When the temperature on each side of a thermoelectric device differs, voltage is generated. The thermoelectric effect converts temperature differences directly to electric power and vice versa. The Seebeck Effect occurs when temperature differences are converted directly into electricity.
Aerospace and mechanical engineers have created a super-fast new way to create high-performance, energy-saving thermoelectric devices using machine learning. Yanliang Zhang, associate professor of aerospace and mechanical engineering at the University of Notre Dame, and colleagues Alexander Dowling and Tengfei Luo have developed a machine-learning-assisted super-fast new method for producing high-performance, energy-saving thermoelectric devices.
The novel process uses intense pulsed light to sinter thermoelectric material in less than a second (conventional sintering in thermal ovens can take hours). The team sped up this method of turning nanoparticle inks into flexible devices by using machine learning to determine the optimum conditions for the ultrafast but complex sintering process.
The achievement was just published in the journal Energy and Environmental Science.

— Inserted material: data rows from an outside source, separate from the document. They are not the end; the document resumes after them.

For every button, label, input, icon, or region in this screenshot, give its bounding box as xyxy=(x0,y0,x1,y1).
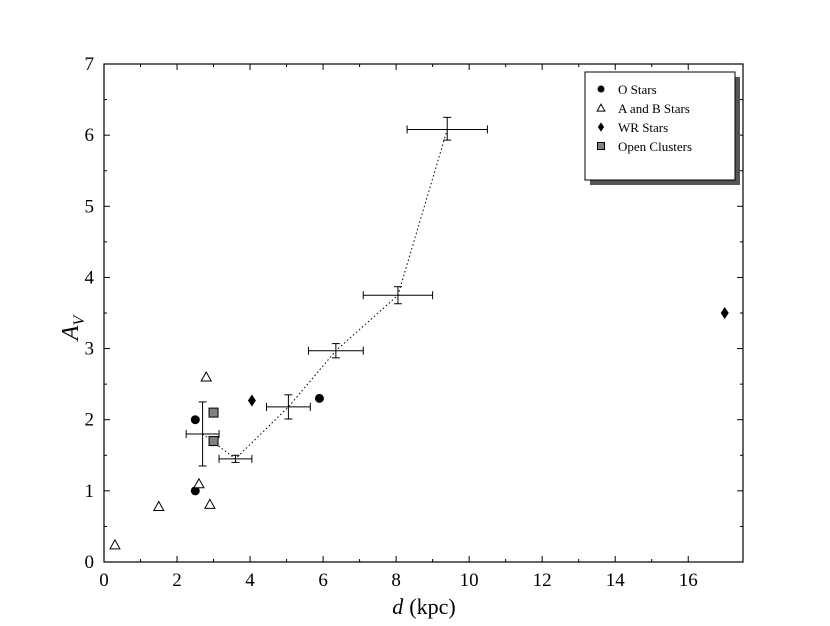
binned-point xyxy=(307,343,364,359)
x-tick-label: 8 xyxy=(391,570,401,591)
binned-point xyxy=(406,116,488,141)
legend-label: A and B Stars xyxy=(618,101,690,116)
binned-point xyxy=(218,454,253,463)
x-tick-label: 0 xyxy=(99,570,109,591)
y-tick-label: 1 xyxy=(85,481,95,502)
y-tick-label: 5 xyxy=(85,196,95,217)
data-point-circle xyxy=(314,393,324,403)
legend-label: Open Clusters xyxy=(618,139,692,154)
data-point-diamond xyxy=(247,394,256,407)
legend: O Stars A and B Stars WR Stars Open Cluster… xyxy=(584,71,740,185)
x-axis-label: d (kpc) xyxy=(392,594,455,619)
y-tick-label: 6 xyxy=(85,125,95,146)
y-tick-label: 0 xyxy=(85,552,95,573)
data-point-circle xyxy=(190,415,200,425)
legend-label: O Stars xyxy=(618,82,657,97)
data-point-diamond xyxy=(720,307,729,319)
binned-trend xyxy=(185,116,488,467)
legend-marker-square xyxy=(596,141,606,151)
data-point-circle xyxy=(190,486,200,496)
binned-point xyxy=(265,394,311,420)
y-axis-label: AV xyxy=(58,314,88,343)
y-tick-label: 3 xyxy=(85,339,95,360)
y-tick-label: 7 xyxy=(85,54,95,75)
data-point-triangle-open xyxy=(193,477,205,489)
legend-marker-diamond xyxy=(597,122,605,132)
x-tick-label: 2 xyxy=(172,570,182,591)
data-point-triangle-open xyxy=(152,500,165,512)
binned-trend-line xyxy=(202,129,448,460)
legend-label: WR Stars xyxy=(618,120,668,135)
data-point-square xyxy=(208,436,219,447)
binned-point xyxy=(185,401,220,467)
binned-point xyxy=(362,286,434,305)
y-tick-label: 2 xyxy=(85,410,95,431)
x-tick-label: 16 xyxy=(679,570,698,591)
x-tick-label: 10 xyxy=(460,570,479,591)
data-point-square xyxy=(208,407,219,418)
x-tick-label: 12 xyxy=(533,570,552,591)
x-tick-label: 6 xyxy=(318,570,328,591)
data-point-triangle-open xyxy=(204,498,216,509)
x-tick-label: 14 xyxy=(606,570,626,591)
y-tick-label: 4 xyxy=(85,267,95,288)
legend-marker-triangle-open xyxy=(596,103,606,112)
legend-marker-circle xyxy=(597,85,605,93)
x-tick-label: 4 xyxy=(245,570,255,591)
data-point-triangle-open xyxy=(109,538,121,550)
scatter-markers xyxy=(109,307,729,550)
data-point-triangle-open xyxy=(200,370,213,382)
legend-box xyxy=(584,71,736,181)
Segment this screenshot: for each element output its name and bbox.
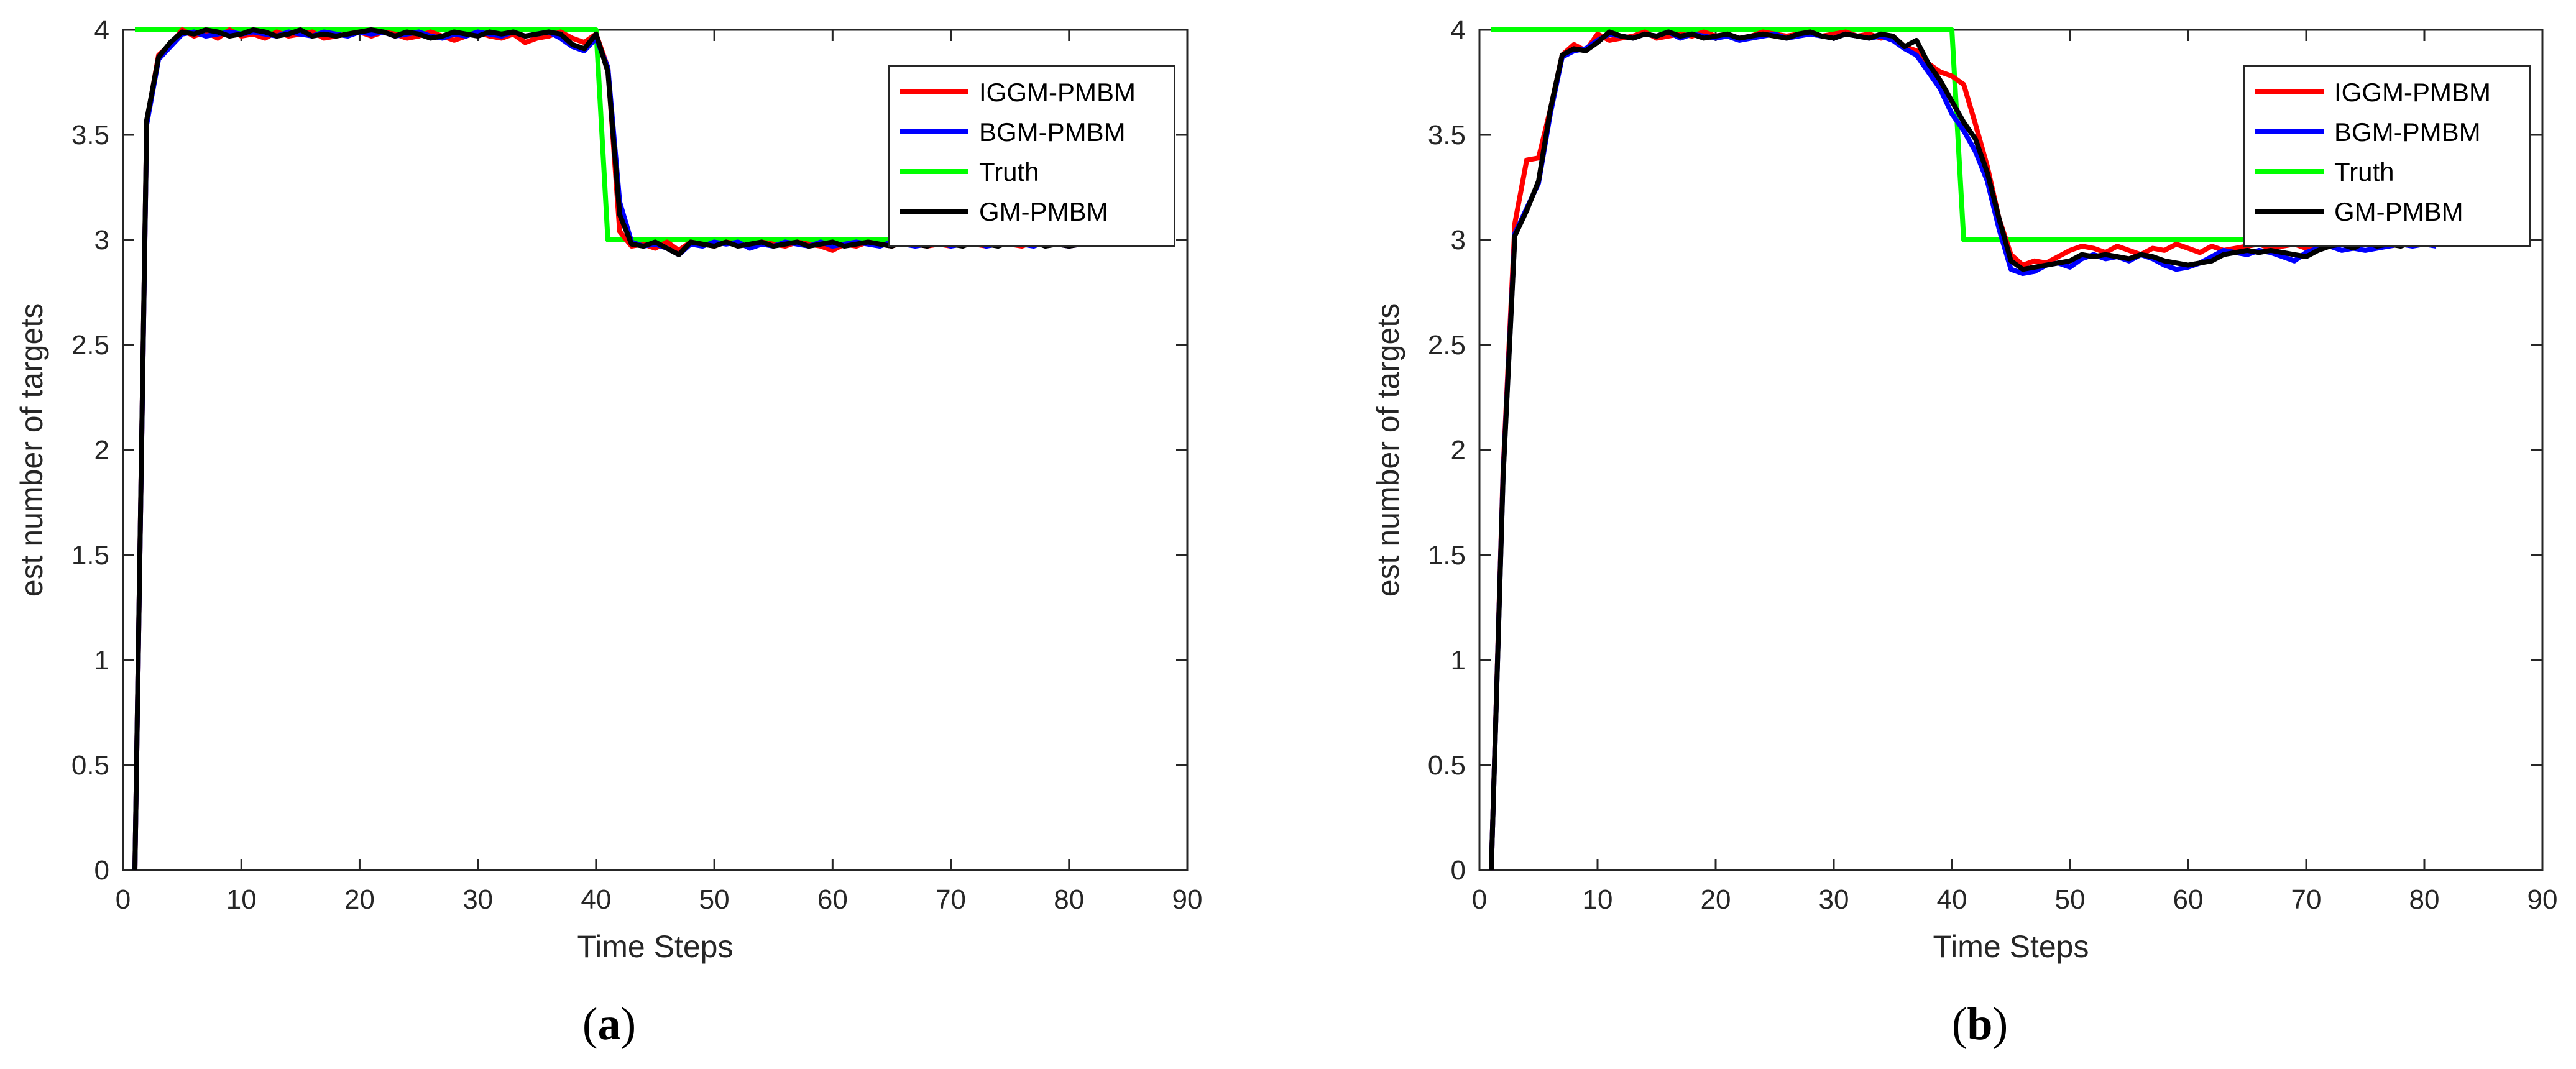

The results can be used to power everything from wearable personal devices to sensors and electronics to the industrial Internet of Things. The successful integration of photonic flash processing and machine learning can be generalized to highly scalable and low-cost manufacturing of a wide range of energy and electronic materials.Yanliang Zhang
According to Zhang, flexible thermoelectric devices open up new possibilities for the direct conversion of waste heat into electricity as well as solid-state refrigeration. They also have advantages as power sources and cooling devices because they do not emit greenhouse gases and are durable and quiet due to the lack of moving parts.
The thermoelectric effect describes a phenomenon in which either a temperature difference or an electric current causes a temperature difference. These phenomena are more specifically known as the Seebeck effect, Peltier effect (using an electric current to drive heat flow), and Thomson effect. While all materials have a nonzero thermoelectric effect, in most materials it is too small to be useful.
Despite their broad potential impact on energy and environmental sustainability, thermoelectric devices have not achieved large-scale application because of the lack of a method for fast and cost-effective automated manufacturing. Machine-learning-assisted ultrafast flash sintering now makes it possible to produce high-performance, eco-friendly devices much faster and at a far lower cost.
Thermoelectric devices are used in larger machines to generate electricity. A diesel engine is an excellent example of this. The Maine Thermoelectric Project aims to “recover waste heat from large marine Diesel engines using Thermoelectric technology.” During an initial feasibility study, Maine Maritime’s vessel Friendship was used to conduct preliminary research. Their “green machine” works to recover energy.
“The results can be used to power everything from wearable personal devices to sensors and electronics to the industrial Internet of Things,” Zhang said.
“The successful integration of photonic flash processing and machine learning can be generalized to highly scalable and low-cost manufacturing of a wide range of energy and electronic materials.”